After traveling around the globe to investigate and communicate hazardous natural disasters, an award-winning science writer stopped in Madison this week as the spring semester’s science writer in residence.

Each semester, the Science Writer in Residence Program brings top science writers to Wisconsin to discuss their work with students and the community. Now in its 30th year, the science writer in residence has brought science writer Alexandra Witze and her husband, fellow science writer Jeff Kanipe, according to a University of Wisconsin statement.

A freelance science writer and contributor to Science News and Nature, Witze’s work primarily focuses on earth sciences. She has written a wide variety of science articles concerning climate change to deep space.

Understanding science is important, she said. There are so many daily decisions people make that involve science, whether it’s determining the best way to grow crops or preparing for natural hazards, Witze said. By understanding various science topics, like climate change, people can determine the best way to prepare for changes in the future.

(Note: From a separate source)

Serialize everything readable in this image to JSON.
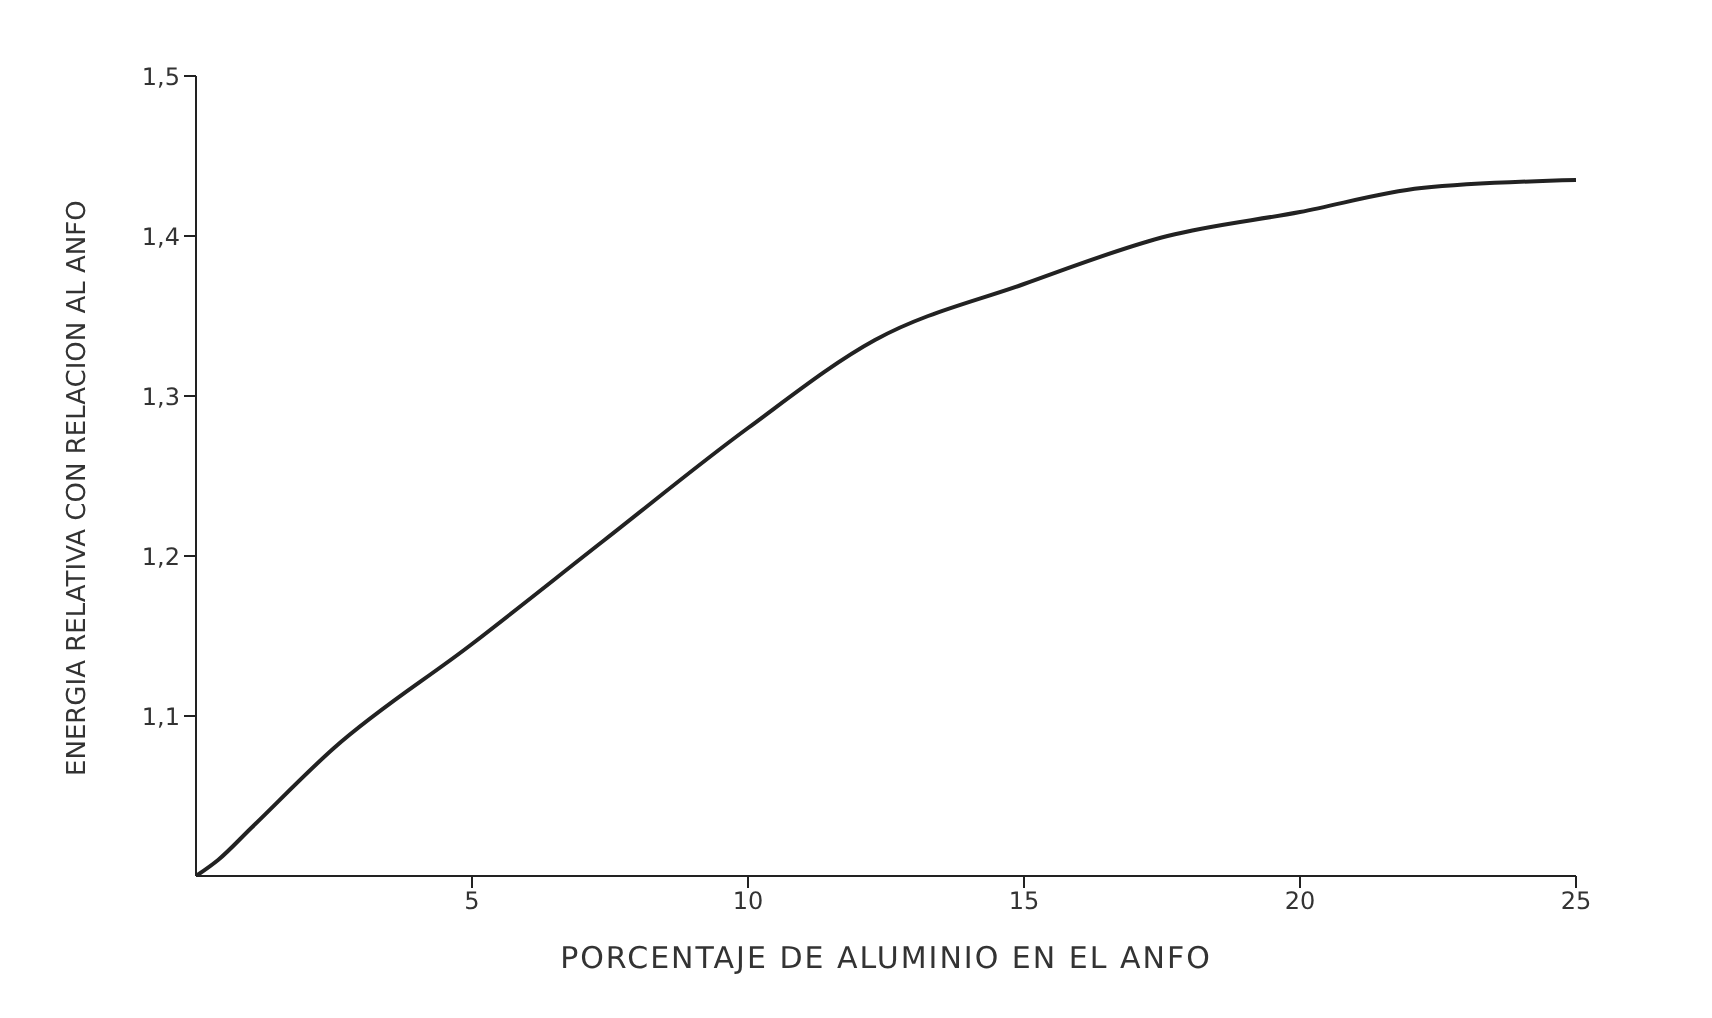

“Science is about trying to understand the world and the universe and our place in it,” Witze said. “There are so many important types of journalism, but I like the exploration and discovery part of science.”

She said controversial topics like the use of GMOs are difficult to cover, but since climate change has become widely accepted, covering it is easier today than it was a few years ago, she said.

Witze received her bachelor’s degree in geology from MIT and science communication certification from the University of California-Santa Cruz, according to a UW statement.

Before she became a freelance writer and contributor, Witze served as the news editor and Washington bureau chief for Nature. In addition, Witze also worked as an editor for a Wisconsin-based magazine called Earth Magazine and as a science reporter for the Dallas Morning News. In addition, Witze co-authored a book with her husband called “Island on Fire.”

Witze will return to writing features for Nature magazine after leaving UW, but said she will her take her experience with students back with her.

“It’s been fun talking to students — my husband and I have really enjoyed our time here,” Witze said.